— Ты с ума сошла? Сейчас все сбегутся!

— А чего ты… — жалобно промычала я, мотая головой. На пальце выступила большая круглая капля крови. Ромео с силой сдавил палец, сцеживая кровь на простыню. Тёмно-розовое пятно медленно расплывалось по белому шёлку. Я смотрела на него, морщась, и внезапно поняла хитрый план. Вот же жук мой муж! Решил папу Витольда обмануть! Только не пройдёт эта затея. Кровь из пальца и из разорванной плевы наверняка различаются по запаху.

Когда я озвучила данную проблему, Ромео посмотрел на меня, как на врага народа, но таки задумался. Ему потребовалось пару минут, чтобы найти решение. Я даже видела, как на красивом лице с нахмуренными бровями отщёлкивались комбинации — эта не пойдёт, эта тоже… Наконец Хортов рывком поднял меня с кровати и, как куклу, усадил на диванчик. Я не возмущалась — мне даже стало интересно, что он придумал. Мелькнула мысль, что, пожалуй, буду его немного уважать, если с честью выйдет из такого интересного положения.

Ромео сдёрнул с кровати простыню, а потом принялся с треском рвать её на части, освобождая квадрат размером с полотенце. На нём, как на флаге Японии, красовалось кровавое пятнышко. Присев передо мной, муж с ухмылкой велел:

— Раздвинь ножки, дорогая жена!

Дорогая жена удивлённо подняла брови, но выполнила странную просьбу. Ромео, всё ещё улыбаясь, потянул носом:

— М-м-м, пахнет вкусно! Сексом пахнет!

— Ты уверен? — язвительно спросила я. — Правильнее будет сказать — как раз сексом тут и не пахнет!

— Ничего, — с лёгкой гримасой ответил он. — Мне хватит.

Он повозил бывшей простынёй у меня между ног, вызывая странное ощущение незаконченности чего-то важного. Дрожь возбуждения, если проще сказать. Но больше ничего не сделал, только поднялся и принялся разглядывать своеобразный флаг, растянув его руками ближе к свету.

— А что, по-моему, прокатит! — удовлетворённый голос Ромео вызвал во мне чуть ли не отвращение.

— Аферист, — бросила я, вставая с дивана и перемещаясь на кровать. Усталость давала о себе знать — с шести утра на ногах всё-таки.

— Ты, главное, не проболтайся никому, — хмыкнул Ромео. — Остальное — мои проблемы.

Ох, как мне захотелось пошалить! Сбить спесь с этого красавчика с кошачьими повадками. Просто так, из чисто ведьмачьей вредности! Завернувшись в одеяло, я протянула задумчиво:

— Ой, даже не зна-а-ю… Держать язык за зубами так трудно! Я ведь женщина…

Хортов аж побелел. Скомкал флаг простыни вмиг задрожавшими руками и глянул на меня с нескрываемой ненавистью:

— Ты что?! Не вздумай растрепать, отец меня прикопает!

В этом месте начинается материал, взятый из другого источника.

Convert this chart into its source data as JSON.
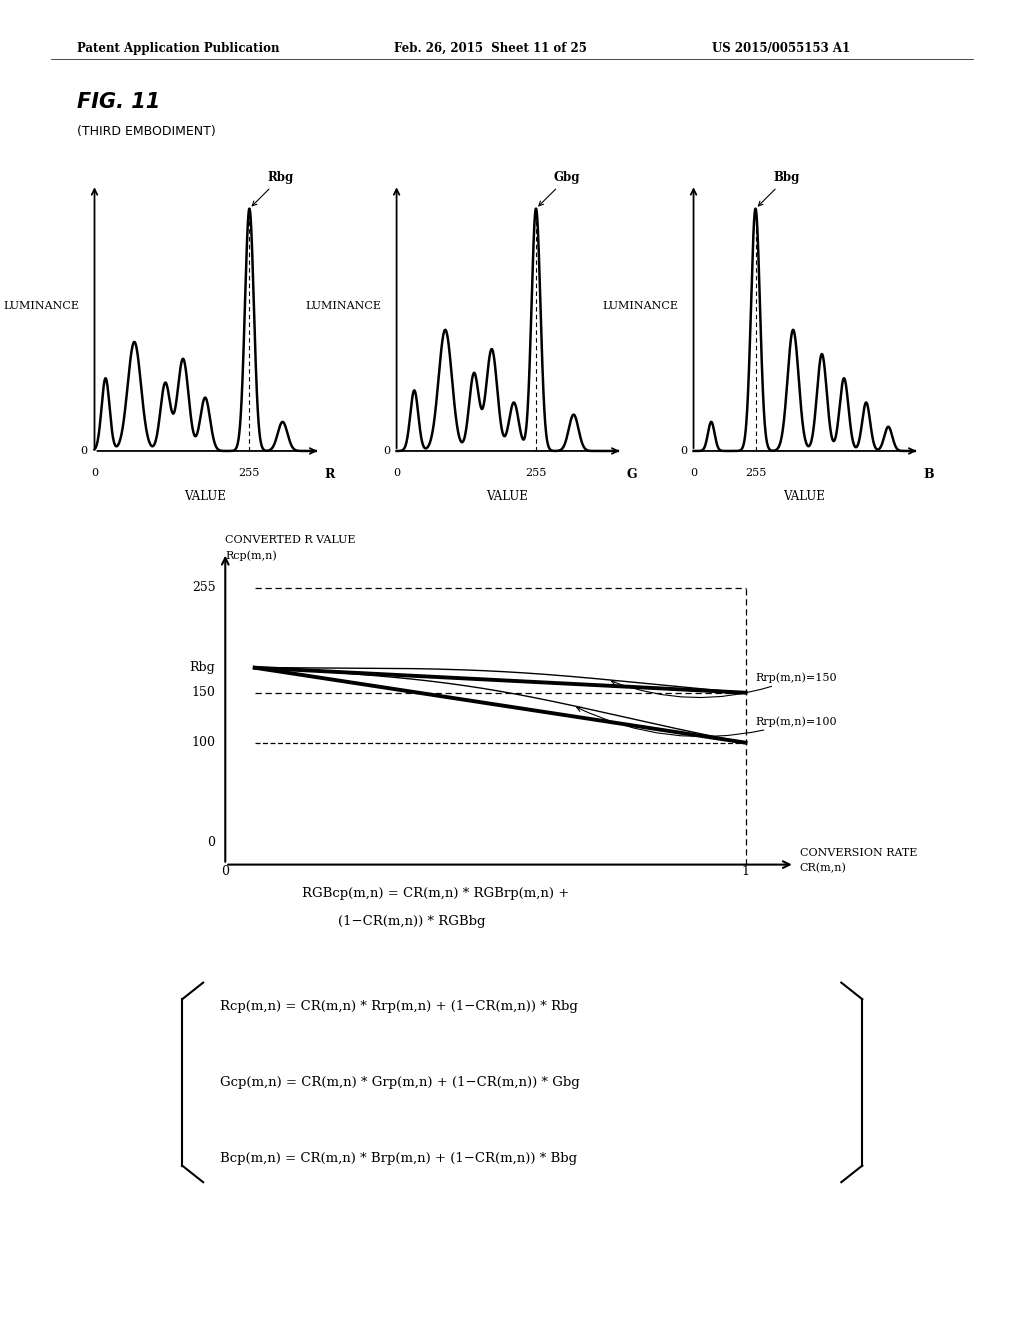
{
  "header_left": "Patent Application Publication",
  "header_mid": "Feb. 26, 2015  Sheet 11 of 25",
  "header_right": "US 2015/0055153 A1",
  "fig_title": "FIG. 11",
  "fig_subtitle": "(THIRD EMBODIMENT)",
  "bg_color": "#ffffff",
  "text_color": "#000000",
  "hist_labels": [
    "R",
    "G",
    "B"
  ],
  "hist_xlabel": "VALUE",
  "hist_ylabel": "LUMINANCE",
  "hist_peaks": [
    "Rbg",
    "Gbg",
    "Bbg"
  ],
  "bottom_ylabel1": "CONVERTED R VALUE",
  "bottom_ylabel2": "Rcp(m,n)",
  "bottom_xlabel1": "CONVERSION RATE",
  "bottom_xlabel2": "CR(m,n)",
  "rbg_label": "Rbg",
  "rbg_val": 175,
  "line_labels": [
    "Rrp(m,n)=150",
    "Rrp(m,n)=100"
  ],
  "formula1": "RGBcp(m,n) = CR(m,n) * RGBrp(m,n) +",
  "formula2": "(1−CR(m,n)) * RGBbg",
  "eq_r": "Rcp(m,n) = CR(m,n) * Rrp(m,n) + (1−CR(m,n)) * Rbg",
  "eq_g": "Gcp(m,n) = CR(m,n) * Grp(m,n) + (1−CR(m,n)) * Gbg",
  "eq_b": "Bcp(m,n) = CR(m,n) * Brp(m,n) + (1−CR(m,n)) * Bbg"
}
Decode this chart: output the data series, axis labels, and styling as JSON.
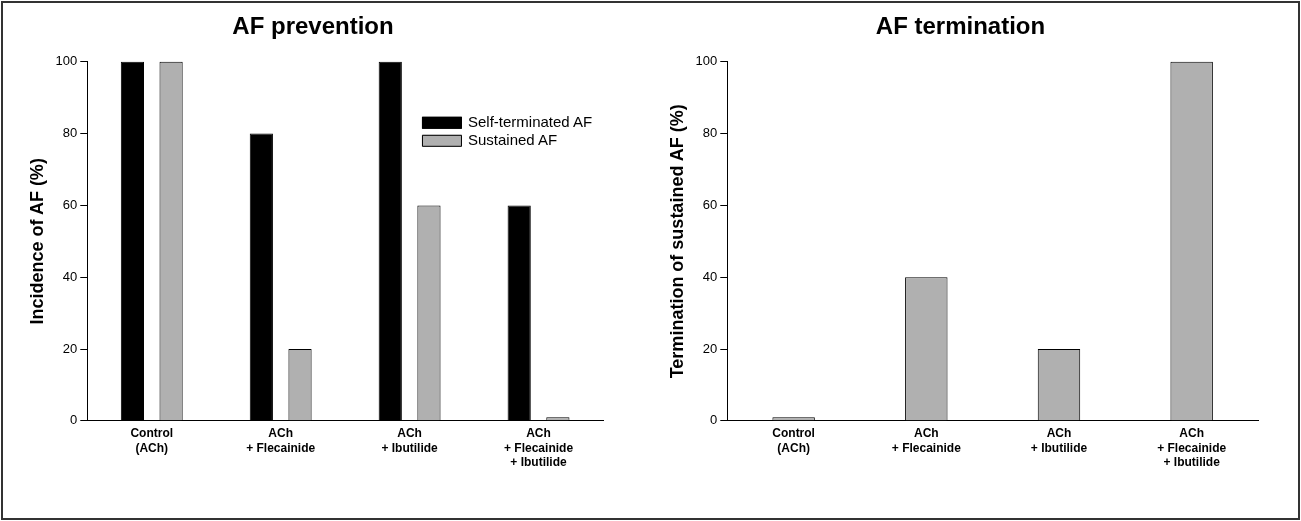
{
  "chart_data": [
    {
      "type": "bar",
      "title": "AF prevention",
      "ylabel": "Incidence of AF (%)",
      "categories": [
        "Control\n(ACh)",
        "ACh\n+ Flecainide",
        "ACh\n+ Ibutilide",
        "ACh\n+ Flecainide\n+ Ibutilide"
      ],
      "series": [
        {
          "name": "Self-terminated AF",
          "color": "#000000",
          "values": [
            100,
            80,
            100,
            60
          ]
        },
        {
          "name": "Sustained AF",
          "color": "#b0b0b0",
          "values": [
            100,
            20,
            60,
            1
          ]
        }
      ],
      "ylim": [
        0,
        100
      ],
      "yticks": [
        0,
        20,
        40,
        60,
        80,
        100
      ],
      "grid": false,
      "legend": "top right"
    },
    {
      "type": "bar",
      "title": "AF termination",
      "ylabel": "Termination of sustained AF (%)",
      "categories": [
        "Control\n(ACh)",
        "ACh\n+ Flecainide",
        "ACh\n+ Ibutilide",
        "ACh\n+ Flecainide\n+ Ibutilide"
      ],
      "series": [
        {
          "color": "#b0b0b0",
          "values": [
            1,
            40,
            20,
            100
          ]
        }
      ],
      "ylim": [
        0,
        100
      ],
      "yticks": [
        0,
        20,
        40,
        60,
        80,
        100
      ],
      "grid": false,
      "legend": false
    }
  ]
}
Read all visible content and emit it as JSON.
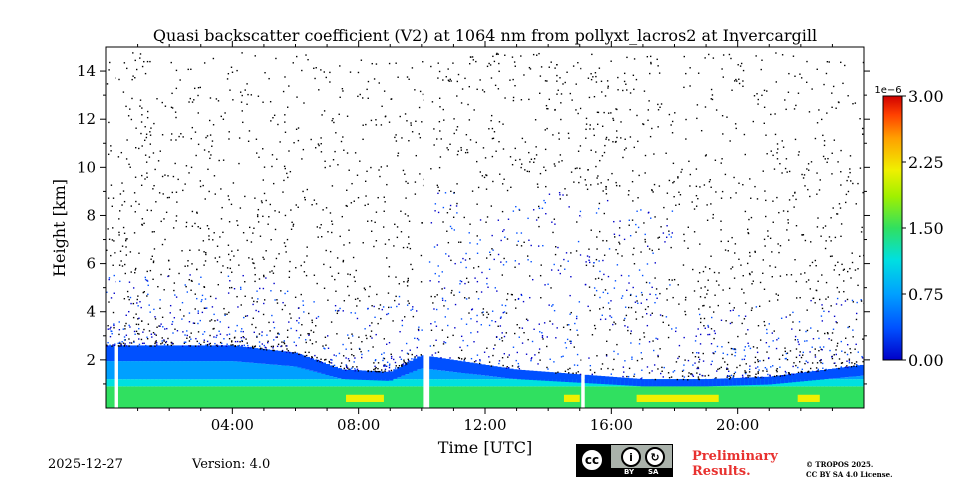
{
  "chart_data": {
    "type": "heatmap",
    "title": "Quasi backscatter coefficient (V2) at 1064 nm from pollyxt_lacros2 at Invercargill",
    "xlabel": "Time [UTC]",
    "ylabel": "Height [km]",
    "xlim_hours": [
      0,
      24
    ],
    "ylim_km": [
      0,
      15
    ],
    "x_ticks": [
      {
        "value": 4,
        "label": "04:00"
      },
      {
        "value": 8,
        "label": "08:00"
      },
      {
        "value": 12,
        "label": "12:00"
      },
      {
        "value": 16,
        "label": "16:00"
      },
      {
        "value": 20,
        "label": "20:00"
      }
    ],
    "y_ticks": [
      {
        "value": 2,
        "label": "2"
      },
      {
        "value": 4,
        "label": "4"
      },
      {
        "value": 6,
        "label": "6"
      },
      {
        "value": 8,
        "label": "8"
      },
      {
        "value": 10,
        "label": "10"
      },
      {
        "value": 12,
        "label": "12"
      },
      {
        "value": 14,
        "label": "14"
      }
    ],
    "colorbar": {
      "range": [
        0,
        3.0
      ],
      "exponent_label": "1e−6",
      "ticks": [
        {
          "value": 0.0,
          "label": "0.00"
        },
        {
          "value": 0.75,
          "label": "0.75"
        },
        {
          "value": 1.5,
          "label": "1.50"
        },
        {
          "value": 2.25,
          "label": "2.25"
        },
        {
          "value": 3.0,
          "label": "3.00"
        }
      ],
      "colormap": [
        "#0000c8",
        "#0050ff",
        "#00a0ff",
        "#00e0e0",
        "#30e060",
        "#a0f000",
        "#f0f000",
        "#ffa000",
        "#ff4000",
        "#d00000"
      ]
    },
    "data_gaps_hours": [
      [
        0.3,
        0.35
      ],
      [
        10.05,
        10.2
      ],
      [
        15.05,
        15.15
      ]
    ],
    "boundary_layer_top_km_by_hour": [
      [
        0,
        2.6
      ],
      [
        2,
        2.6
      ],
      [
        4,
        2.6
      ],
      [
        6,
        2.3
      ],
      [
        7.5,
        1.6
      ],
      [
        9,
        1.5
      ],
      [
        10,
        2.2
      ],
      [
        11,
        2.0
      ],
      [
        13,
        1.6
      ],
      [
        15,
        1.4
      ],
      [
        17,
        1.2
      ],
      [
        19,
        1.2
      ],
      [
        21,
        1.3
      ],
      [
        24,
        1.8
      ]
    ]
  },
  "footer": {
    "date": "2025-12-27",
    "version": "Version: 4.0",
    "preliminary_line1": "Preliminary",
    "preliminary_line2": "Results.",
    "copyright_line1": "© TROPOS 2025.",
    "copyright_line2": "CC BY SA 4.0 License.",
    "license_badge": {
      "cc": "cc",
      "by": "BY",
      "sa": "SA"
    }
  }
}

Откинувшись на подушку, я улыбнулась и похлопала ресничками:

— Мотивации мало. Мне нужно что-то очень мотивирующее…

Ромео закатил глаза и процедил сквозь зубы:

— Чего ты хочешь, чудовище?

— Но-но! Мы же в машине договорились, вроде бы!

Насладившись сполна выражением тихого бешенства на его лице, я продолжила:

— Да не стони ты так громко! Мне нужна сущая мелочь. С этого момента ты будешь называть меня Юленькой.

Он посмотрел на меня так, словно уже прикидывал, в какую психбольницу запереть. Потом неуверенно уточнил:

— На людях, что ли?

— На людях, ага, а наедине — Юленькой-лапуленькой, — самым беспечным тоном ответила я. — Больше никаких рыжих, дорогуш, женушек и прочих ласковых кличек. Только мною разрешённые.

Ромео бросил скомканную тряпку на стол и несколько секунд прожигал меня взглядом, в котором было так мало нежности. Потом с большой неохотой сказал:

— Хорошо. Но если вдруг я от кого-нибудь услышу…

— Ой, всё! — отмахнулась я, перебив его. — Слово ведьмы нерушимо!